Learn more at stingergraph.com.
.
├── CMakeLists.txt
├── README.md
├── SOURCEME.sh
└── src
├── bin
│ ├── clients
│ │ ├── algorithms
│ │ ├── streams
│ │ └── tools
│ ├── server
│ └── standalone
│ ├── breadth_first_search
│ ├── community_reagglomeration
│ ├── connected_components
│ ├── insert_remove_benchmark
│ ├── protobuf_test
│ ├── streaming_clustering_coefficients
│ └── streaming_connected_components
└── lib
├── fmemopen
├── int_hm_seq
├── int_ht_seq
├── intvec
├── kv_store
├── protobuf
├── pugixml
├── stinger_core
├── stinger_utils
├── string
└── vtx_set
STINGER is built using CMake. From the root of STINGER, first create a build directory:
mkdir build && cd build
. ../SOURCME.sh
Then call CMake from that build directory to automatically configure the build and to create a Makefile:
cmake ..
Finally, call make to build all libraries and executable targets (or call make and the name of an executable or library to build):
make
All binary targets will be built and placed in build/bin. They are named according to the folder from which they were built (so src/bin/server produces build/bin/server, src/bin/clients/tools/json_rpc_server produces build/bin/json_rpc_server, etc.). If you ran SOURCEME.sh from the build directory as instructed above, the build/bin directory is appended to your path.
All library targets are built as both static and shared libraries by default and are placed in build/lib as .so and .a files (or .dylib on Mac). Headers for these libraries are copied into build/include/library_name. The build/include directory is in the include path of all targets.
As indicated by the directory structure, there are three primary types of targets (client, server, standalone) and subtypes in the case of clients.
Standalone executables are generally self-contained and use the STINGER libraries for the graph structure and supporting functions. Most of the existing standalone executables demonstrate a single streaming or static algorithm on a synthetic R-MAT graph and edge stream.
The STINGER server maintains a STINGER graph in memory and can maintain multiple connections with clients.
Client streams can send edges consisting of source, destination, weight, time, and type where some fields are optional and others can optionally be text strings.
Client algorithms will receive these batches of updates in a somewhat
synchronous manner as well as shared-memory read only access to the complete graph. The server provides the capability
for client algorithms to request a shared memory space to store results and communicate with other algorithms.
Client algorithms declare dependencies when they connect and receive the mapped data in the returned structure.

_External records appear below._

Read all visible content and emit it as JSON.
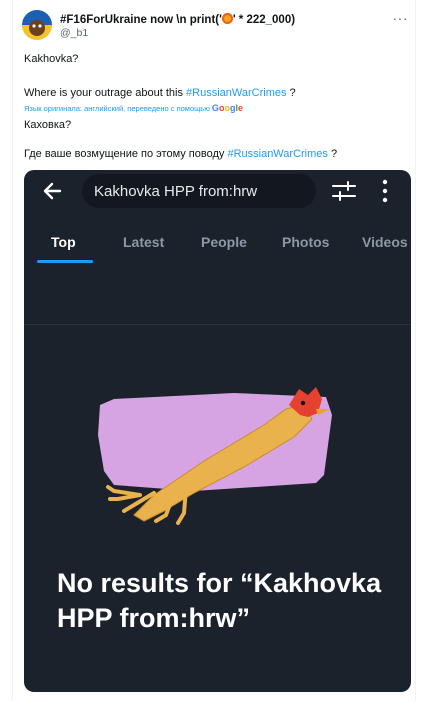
{
  "post": {
    "author_name_prefix": "#F16ForUkraine now \\n print('",
    "author_name_suffix": "' * 222_000)",
    "handle": "@_b1",
    "more_label": "···",
    "lines": {
      "line1": "Kakhovka?",
      "line2_text": "Where is your outrage about this ",
      "line2_hashtag": "#RussianWarCrimes",
      "line2_end": " ?",
      "translated_note": "Язык оригинала: английский, переведено с помощью ",
      "translated_brand": "Google",
      "line3": "Каховка?",
      "line4_text": "Где ваше возмущение по этому поводу ",
      "line4_hashtag": "#RussianWarCrimes",
      "line4_end": " ?"
    }
  },
  "screenshot": {
    "search_query": "Kakhovka HPP from:hrw",
    "tabs": [
      "Top",
      "Latest",
      "People",
      "Photos",
      "Videos"
    ],
    "active_tab": "Top",
    "empty_title": "No results for “Kakhovka HPP from:hrw”",
    "accent": "#1d9bf0",
    "background": "#1c222c"
  },
  "icons": [
    "back-arrow-icon",
    "filter-icon",
    "more-vertical-icon",
    "rubber-chicken-illustration",
    "more-icon",
    "google-logo"
  ]
}
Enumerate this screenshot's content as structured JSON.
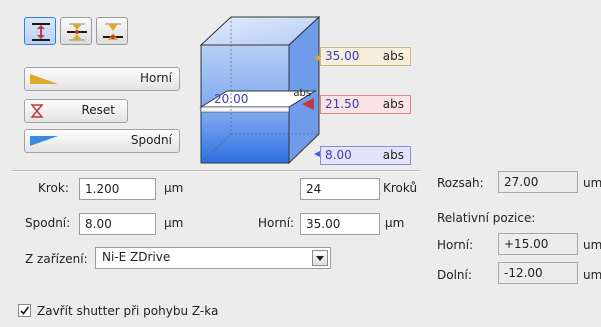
{
  "toolbar": {
    "mode_buttons": [
      "range",
      "center",
      "offset"
    ],
    "horni_label": "Horní",
    "reset_label": "Reset",
    "spodni_label": "Spodní"
  },
  "diagram": {
    "top_value": "35.00",
    "top_unit": "abs",
    "middle_value": "20.00",
    "middle_unit": "abs",
    "current_value": "21.50",
    "current_unit": "abs",
    "bottom_value": "8.00",
    "bottom_unit": "abs"
  },
  "params": {
    "krok_label": "Krok:",
    "krok_value": "1.200",
    "krok_unit": "µm",
    "kroku_value": "24",
    "kroku_label": "Kroků",
    "spodni_label": "Spodní:",
    "spodni_value": "8.00",
    "spodni_unit": "µm",
    "horni_label": "Horní:",
    "horni_value": "35.00",
    "horni_unit": "µm",
    "zarizeni_label": "Z zařízení:",
    "zarizeni_value": "Ni-E ZDrive"
  },
  "range": {
    "rozsah_label": "Rozsah:",
    "rozsah_value": "27.00",
    "rozsah_unit": "um",
    "relativni_label": "Relativní pozice:",
    "horni_label": "Horní:",
    "horni_value": "+15.00",
    "horni_unit": "um",
    "dolni_label": "Dolní:",
    "dolni_value": "-12.00",
    "dolni_unit": "um"
  },
  "shutter": {
    "label": "Zavřít shutter při pohybu Z-ka",
    "checked": true
  },
  "colors": {
    "accent_blue": "#3a7bd5",
    "top_marker": "#e0a82a",
    "current_marker": "#c0393b",
    "bottom_marker": "#4a5bd8"
  }
}
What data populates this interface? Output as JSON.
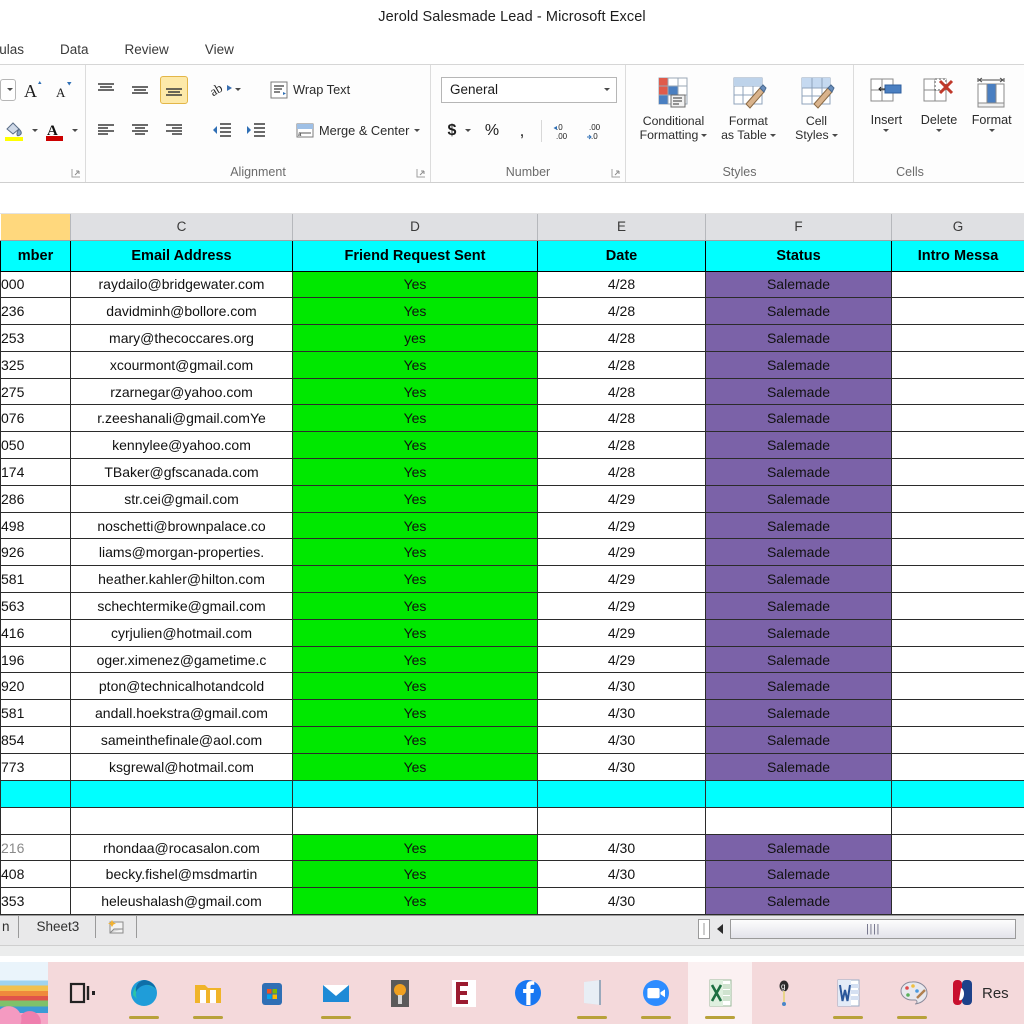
{
  "window": {
    "title": "Jerold Salesmade Lead  -  Microsoft Excel"
  },
  "ribbon": {
    "tabs": [
      "mulas",
      "Data",
      "Review",
      "View"
    ],
    "groups": [
      {
        "name": "Font",
        "label": ""
      },
      {
        "name": "Alignment",
        "label": "Alignment"
      },
      {
        "name": "Number",
        "label": "Number"
      },
      {
        "name": "Styles",
        "label": "Styles"
      },
      {
        "name": "Cells",
        "label": "Cells"
      }
    ],
    "alignment": {
      "wrap_text": "Wrap Text",
      "merge_center": "Merge & Center"
    },
    "number": {
      "format_value": "General",
      "currency": "$",
      "percent": "%",
      "comma": ","
    },
    "styles": {
      "conditional_formatting_l1": "Conditional",
      "conditional_formatting_l2": "Formatting",
      "format_as_table_l1": "Format",
      "format_as_table_l2": "as Table",
      "cell_styles_l1": "Cell",
      "cell_styles_l2": "Styles"
    },
    "cells": {
      "insert": "Insert",
      "delete": "Delete",
      "format": "Format"
    }
  },
  "sheet": {
    "column_letters": [
      "",
      "C",
      "D",
      "E",
      "F",
      "G"
    ],
    "headers": [
      "mber",
      "Email Address",
      "Friend Request Sent",
      "Date",
      "Status",
      "Intro Messa"
    ],
    "rows": [
      {
        "num": "000",
        "email": "raydailo@bridgewater.com",
        "sent": "Yes",
        "date": "4/28",
        "status": "Salemade",
        "intro": ""
      },
      {
        "num": "236",
        "email": "davidminh@bollore.com",
        "sent": "Yes",
        "date": "4/28",
        "status": "Salemade",
        "intro": ""
      },
      {
        "num": "253",
        "email": "mary@thecoccares.org",
        "sent": "yes",
        "date": "4/28",
        "status": "Salemade",
        "intro": ""
      },
      {
        "num": "325",
        "email": "xcourmont@gmail.com",
        "sent": "Yes",
        "date": "4/28",
        "status": "Salemade",
        "intro": ""
      },
      {
        "num": "275",
        "email": "rzarnegar@yahoo.com",
        "sent": "Yes",
        "date": "4/28",
        "status": "Salemade",
        "intro": ""
      },
      {
        "num": "076",
        "email": "r.zeeshanali@gmail.comYe",
        "sent": "Yes",
        "date": "4/28",
        "status": "Salemade",
        "intro": ""
      },
      {
        "num": "050",
        "email": "kennylee@yahoo.com",
        "sent": "Yes",
        "date": "4/28",
        "status": "Salemade",
        "intro": ""
      },
      {
        "num": "174",
        "email": "TBaker@gfscanada.com",
        "sent": "Yes",
        "date": "4/28",
        "status": "Salemade",
        "intro": ""
      },
      {
        "num": "286",
        "email": "str.cei@gmail.com",
        "sent": "Yes",
        "date": "4/29",
        "status": "Salemade",
        "intro": ""
      },
      {
        "num": "498",
        "email": "noschetti@brownpalace.co",
        "sent": "Yes",
        "date": "4/29",
        "status": "Salemade",
        "intro": ""
      },
      {
        "num": "926",
        "email": "liams@morgan-properties.",
        "sent": "Yes",
        "date": "4/29",
        "status": "Salemade",
        "intro": ""
      },
      {
        "num": "581",
        "email": "heather.kahler@hilton.com",
        "sent": "Yes",
        "date": "4/29",
        "status": "Salemade",
        "intro": ""
      },
      {
        "num": "563",
        "email": "schechtermike@gmail.com",
        "sent": "Yes",
        "date": "4/29",
        "status": "Salemade",
        "intro": ""
      },
      {
        "num": "416",
        "email": "cyrjulien@hotmail.com",
        "sent": "Yes",
        "date": "4/29",
        "status": "Salemade",
        "intro": ""
      },
      {
        "num": "196",
        "email": "oger.ximenez@gametime.c",
        "sent": "Yes",
        "date": "4/29",
        "status": "Salemade",
        "intro": ""
      },
      {
        "num": "920",
        "email": "pton@technicalhotandcold",
        "sent": "Yes",
        "date": "4/30",
        "status": "Salemade",
        "intro": ""
      },
      {
        "num": "581",
        "email": "andall.hoekstra@gmail.com",
        "sent": "Yes",
        "date": "4/30",
        "status": "Salemade",
        "intro": ""
      },
      {
        "num": "854",
        "email": "sameinthefinale@aol.com",
        "sent": "Yes",
        "date": "4/30",
        "status": "Salemade",
        "intro": ""
      },
      {
        "num": "773",
        "email": "ksgrewal@hotmail.com",
        "sent": "Yes",
        "date": "4/30",
        "status": "Salemade",
        "intro": ""
      }
    ],
    "rows_after_break": [
      {
        "num": "216",
        "email": "rhondaa@rocasalon.com",
        "sent": "Yes",
        "date": "4/30",
        "status": "Salemade",
        "intro": "",
        "faded": true
      },
      {
        "num": "408",
        "email": "becky.fishel@msdmartin",
        "sent": "Yes",
        "date": "4/30",
        "status": "Salemade",
        "intro": ""
      },
      {
        "num": "353",
        "email": "heleushalash@gmail.com",
        "sent": "Yes",
        "date": "4/30",
        "status": "Salemade",
        "intro": ""
      }
    ]
  },
  "sheetbar": {
    "tab_cut": "n",
    "tab_sheet3": "Sheet3",
    "scroll_grip": "||||"
  },
  "taskbar": {
    "items": [
      {
        "name": "task-view",
        "label": ""
      },
      {
        "name": "edge",
        "label": ""
      },
      {
        "name": "file-explorer",
        "label": ""
      },
      {
        "name": "microsoft-store",
        "label": ""
      },
      {
        "name": "mail",
        "label": ""
      },
      {
        "name": "media-player",
        "label": ""
      },
      {
        "name": "clippers-app",
        "label": ""
      },
      {
        "name": "facebook",
        "label": ""
      },
      {
        "name": "onenote",
        "label": ""
      },
      {
        "name": "zoom",
        "label": ""
      },
      {
        "name": "excel",
        "label": ""
      },
      {
        "name": "grammarly",
        "label": ""
      },
      {
        "name": "word",
        "label": ""
      },
      {
        "name": "paint",
        "label": ""
      }
    ],
    "nba_label": "Res"
  }
}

The server guarantees that all of an algorithm's dependencies will finish processing before that algorithm is executed.
Clients algorithms are required to provide a description string that indicates what data is stored and the type of the data.
Client tools are intended to be read-only, but are notified of all running algorithms and shared data. An example of this kind of client is the JSON RPC server (src/bin/clients/tools/json_rpc_server). This server provides access to shared algorithm data via JSON RPC calls over HTTP. Additionally, some primitive operations are provided to support selecting the top vertices as scored by a particular algorithm or obtaining the shortest paths between two vertices.
To run an example using the server and five terminals:
term1:build$ server
term2:build$ json_rpc_server
term3:build$ static_components
term4:build$ pagerank
term5:build$ rmat_edge_generator -n 100000 -x 10000
This will start a stream of R-MAT edges over 100,000 vertices in batches of 10,000 edges. A connected component labeling and PageRank scoring will be maintained. The JSON RPC server will host interactive web pages at http://localhost:8088/full.html are powered by the live streaming analysis.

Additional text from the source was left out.